En cette année 2025 où est commémoré le 150e anniversaire de la création de Carmen, Claude Cortese, le nouveau directeur, reprend Le Docteur Miracle coproduit par les Opéras de Tours, de Rouen, du Théâtre du Châtelet et de la Fondation Bru Zane France. Écrite par un Bizet de 18 ans pour prendre part à un concours d’opéras-comiques organisé par Jacques Offenbach, cette opérette en un acte obtint le premier prix ex-aequo avec celle de Charles Lecocq et fut créée aux Bouffes-Parisiens le 9 avril 1857. Puis elle fut jouée onze fois avant de tomber dans l’oubli jusqu’à 1951 quand l’exhuma le Conservatoire de Paris. Sporadiquement elle refait surface de nos jours.

Le public se délecte de cette intrigue, grosse ficelle conçue par Léon Battu et Ludovic Halévy, nous montrant un soldat, Silvio, épris de Laurette, la fille du Podestat de Padoue, qui réussit à se faire engager dans sa maison comme cuisinier. Mais l’omelette qu’il sert est si indigeste que le maître de ces lieux se croit empoisonné. L’on fait venir un docteur (qui n’est autre que Silvio déguisé) qui accepte de le soigner à condition qu’il puisse épouser sa fille… Pierre Lebon qui conçoit la mise en scène, les décors et costumes en collaborant avec Bertrand Killy pour les lumières, s’en donne à cœur joie, car il joue lui-même l’assistant de ce Docteur Miracle qui prend à  parti le public pour expliquer la trame  s’inscrivant dans un décor qui n’est qu’un enchevêtrement  de passages coulissants, de trappes, de tiroirs s’amoncelant jusqu’à une plateforme en équilibre instable surmontée d’une large baie vitrée à rideaux tirés.  Les trois personnages auxquels s’ajoute Véronique, la seconde épouse du Podestat, revêtent le rouge criard de la pantomime dont l’assistant tire les ficelles avec une énergie qui ne connaît pas le moindre répit. 

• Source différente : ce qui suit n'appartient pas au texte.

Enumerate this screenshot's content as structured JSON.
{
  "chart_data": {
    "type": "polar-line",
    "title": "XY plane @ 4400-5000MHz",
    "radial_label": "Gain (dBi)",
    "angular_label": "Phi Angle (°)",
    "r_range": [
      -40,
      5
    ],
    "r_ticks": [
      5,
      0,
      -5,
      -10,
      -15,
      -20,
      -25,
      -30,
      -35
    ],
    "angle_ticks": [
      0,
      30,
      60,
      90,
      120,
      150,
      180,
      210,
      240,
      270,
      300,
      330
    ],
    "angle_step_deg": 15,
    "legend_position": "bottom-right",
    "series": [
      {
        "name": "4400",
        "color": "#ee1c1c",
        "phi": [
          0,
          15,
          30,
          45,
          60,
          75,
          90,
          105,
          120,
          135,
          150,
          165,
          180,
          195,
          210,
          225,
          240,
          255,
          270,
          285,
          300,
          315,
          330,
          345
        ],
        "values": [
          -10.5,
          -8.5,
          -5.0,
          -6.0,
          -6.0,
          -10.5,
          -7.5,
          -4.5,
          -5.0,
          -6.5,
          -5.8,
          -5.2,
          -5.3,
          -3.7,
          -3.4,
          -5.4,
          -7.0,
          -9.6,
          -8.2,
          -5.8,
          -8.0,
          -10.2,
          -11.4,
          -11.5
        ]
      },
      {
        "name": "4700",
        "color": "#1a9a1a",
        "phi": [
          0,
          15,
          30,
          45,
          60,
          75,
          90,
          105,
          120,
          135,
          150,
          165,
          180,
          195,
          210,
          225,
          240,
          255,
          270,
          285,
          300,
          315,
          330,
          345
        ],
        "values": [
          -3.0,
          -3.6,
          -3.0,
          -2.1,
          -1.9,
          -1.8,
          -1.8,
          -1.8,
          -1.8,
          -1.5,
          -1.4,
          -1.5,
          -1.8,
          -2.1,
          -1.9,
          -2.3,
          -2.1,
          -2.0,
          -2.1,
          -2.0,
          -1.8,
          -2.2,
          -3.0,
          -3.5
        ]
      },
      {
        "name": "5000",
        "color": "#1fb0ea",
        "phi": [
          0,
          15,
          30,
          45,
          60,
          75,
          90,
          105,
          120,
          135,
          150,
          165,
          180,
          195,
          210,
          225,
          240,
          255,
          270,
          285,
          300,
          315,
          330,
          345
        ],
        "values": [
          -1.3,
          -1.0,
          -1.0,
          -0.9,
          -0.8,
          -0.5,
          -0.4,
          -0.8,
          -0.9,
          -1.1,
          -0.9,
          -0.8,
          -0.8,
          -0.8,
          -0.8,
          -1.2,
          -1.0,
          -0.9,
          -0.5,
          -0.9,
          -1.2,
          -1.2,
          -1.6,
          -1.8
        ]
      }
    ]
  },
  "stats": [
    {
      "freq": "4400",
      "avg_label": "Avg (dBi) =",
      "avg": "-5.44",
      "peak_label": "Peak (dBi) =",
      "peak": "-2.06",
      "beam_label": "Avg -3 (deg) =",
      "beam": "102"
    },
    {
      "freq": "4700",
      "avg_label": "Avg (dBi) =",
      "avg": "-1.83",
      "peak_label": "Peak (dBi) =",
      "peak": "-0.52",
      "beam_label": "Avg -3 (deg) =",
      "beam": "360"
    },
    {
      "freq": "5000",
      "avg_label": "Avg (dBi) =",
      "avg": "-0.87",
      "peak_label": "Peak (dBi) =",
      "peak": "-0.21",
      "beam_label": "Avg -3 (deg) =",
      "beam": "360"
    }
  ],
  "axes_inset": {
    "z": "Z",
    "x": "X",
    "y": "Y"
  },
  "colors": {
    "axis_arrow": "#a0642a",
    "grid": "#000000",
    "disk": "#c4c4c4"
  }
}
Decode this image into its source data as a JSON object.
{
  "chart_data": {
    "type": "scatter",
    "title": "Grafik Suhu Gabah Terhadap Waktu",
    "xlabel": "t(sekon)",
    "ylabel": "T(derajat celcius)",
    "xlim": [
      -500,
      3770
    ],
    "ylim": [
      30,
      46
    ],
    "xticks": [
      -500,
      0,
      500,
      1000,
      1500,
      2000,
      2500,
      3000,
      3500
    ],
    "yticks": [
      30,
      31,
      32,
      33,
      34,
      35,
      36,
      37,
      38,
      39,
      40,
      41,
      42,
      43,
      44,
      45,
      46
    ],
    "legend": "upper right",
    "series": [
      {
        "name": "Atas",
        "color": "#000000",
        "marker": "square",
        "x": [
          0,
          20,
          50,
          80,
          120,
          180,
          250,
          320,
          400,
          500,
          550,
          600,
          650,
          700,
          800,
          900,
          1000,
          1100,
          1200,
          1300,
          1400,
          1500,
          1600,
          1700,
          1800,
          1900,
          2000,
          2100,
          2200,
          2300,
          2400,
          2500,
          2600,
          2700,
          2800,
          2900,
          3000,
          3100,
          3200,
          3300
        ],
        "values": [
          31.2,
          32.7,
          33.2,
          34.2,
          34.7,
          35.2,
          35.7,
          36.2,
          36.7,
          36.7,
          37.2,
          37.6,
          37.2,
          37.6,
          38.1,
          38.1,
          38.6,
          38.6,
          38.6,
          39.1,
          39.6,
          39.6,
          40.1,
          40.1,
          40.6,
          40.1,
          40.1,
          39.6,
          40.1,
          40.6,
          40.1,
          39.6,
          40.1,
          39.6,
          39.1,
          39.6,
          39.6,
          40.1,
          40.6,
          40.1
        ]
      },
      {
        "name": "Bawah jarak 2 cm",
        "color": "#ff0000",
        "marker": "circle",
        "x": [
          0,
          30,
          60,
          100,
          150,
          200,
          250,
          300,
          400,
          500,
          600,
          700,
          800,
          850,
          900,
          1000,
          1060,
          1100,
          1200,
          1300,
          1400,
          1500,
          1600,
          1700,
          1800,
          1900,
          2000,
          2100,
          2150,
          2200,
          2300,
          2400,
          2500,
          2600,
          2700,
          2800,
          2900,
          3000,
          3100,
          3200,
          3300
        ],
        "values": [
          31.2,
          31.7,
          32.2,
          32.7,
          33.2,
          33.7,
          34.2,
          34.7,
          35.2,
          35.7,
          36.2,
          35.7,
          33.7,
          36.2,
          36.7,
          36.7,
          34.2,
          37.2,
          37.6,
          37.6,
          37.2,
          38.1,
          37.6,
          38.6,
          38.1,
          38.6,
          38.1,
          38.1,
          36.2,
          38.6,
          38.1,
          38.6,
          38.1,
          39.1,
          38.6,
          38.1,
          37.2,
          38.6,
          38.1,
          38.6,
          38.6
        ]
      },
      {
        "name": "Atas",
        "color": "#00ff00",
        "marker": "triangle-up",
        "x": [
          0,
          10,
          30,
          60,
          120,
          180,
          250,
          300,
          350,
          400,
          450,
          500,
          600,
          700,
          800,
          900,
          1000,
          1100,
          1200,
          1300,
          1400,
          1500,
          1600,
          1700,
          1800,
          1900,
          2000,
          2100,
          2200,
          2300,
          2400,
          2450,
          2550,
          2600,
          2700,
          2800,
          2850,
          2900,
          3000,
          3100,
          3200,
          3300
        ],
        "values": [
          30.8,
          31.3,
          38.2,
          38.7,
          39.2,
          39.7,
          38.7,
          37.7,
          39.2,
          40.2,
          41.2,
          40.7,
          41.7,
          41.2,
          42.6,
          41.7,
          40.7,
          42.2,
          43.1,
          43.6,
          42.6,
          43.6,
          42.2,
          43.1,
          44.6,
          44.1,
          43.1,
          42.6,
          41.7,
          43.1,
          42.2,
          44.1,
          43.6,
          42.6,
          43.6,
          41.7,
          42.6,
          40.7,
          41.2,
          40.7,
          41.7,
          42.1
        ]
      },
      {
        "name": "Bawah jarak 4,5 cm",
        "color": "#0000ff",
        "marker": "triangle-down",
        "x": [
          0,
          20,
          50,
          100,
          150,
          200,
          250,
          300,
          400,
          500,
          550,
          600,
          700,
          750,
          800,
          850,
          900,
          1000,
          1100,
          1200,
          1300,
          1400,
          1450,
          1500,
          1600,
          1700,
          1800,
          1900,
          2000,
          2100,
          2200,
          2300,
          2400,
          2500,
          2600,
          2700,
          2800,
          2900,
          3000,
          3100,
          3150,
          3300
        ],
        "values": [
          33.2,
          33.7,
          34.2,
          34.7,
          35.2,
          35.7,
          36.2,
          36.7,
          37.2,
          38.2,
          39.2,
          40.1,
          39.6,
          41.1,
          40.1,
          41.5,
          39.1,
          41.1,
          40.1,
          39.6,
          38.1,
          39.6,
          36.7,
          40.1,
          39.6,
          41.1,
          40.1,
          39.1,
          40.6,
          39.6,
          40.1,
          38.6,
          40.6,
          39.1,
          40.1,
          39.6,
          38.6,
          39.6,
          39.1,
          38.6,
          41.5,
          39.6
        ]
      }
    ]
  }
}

Le jeune ténor Jean Miannay a la pétulance de Silvio le militaire se dédoublant en Pasquin pitoyable cuisinier puis en Docteur Miracle roublard face au baryton Rémi Ortega qui brûle les planches en Podestat imbu de ses prérogatives justifiant sa faconde intarissable. Lui tiennent tête sa fille, Laurette, campée par la soprano Naïma Wanshe usant de traits piquants pour traduire son effronterie ainsi que la Véronique tout aussi entêtée de Carine Séchaye qui glisse une nuance de sournoiserie intéressée dans son timbre de mezzo soprano. 

Le jeune chef Anthony Fournier insuffle une débordante vitalité au plateau en recourant à une formation réduite ne comportant que onze instrumentistes (un par pupitre), ensemble orchestral amovible pour se rendre de salles en théâtres. Et l’Opéra de Lausanne accueille pour deux soirs un public hétéroclite qui ne boude pas son plaisir en manifestant bruyamment son enthousiasme.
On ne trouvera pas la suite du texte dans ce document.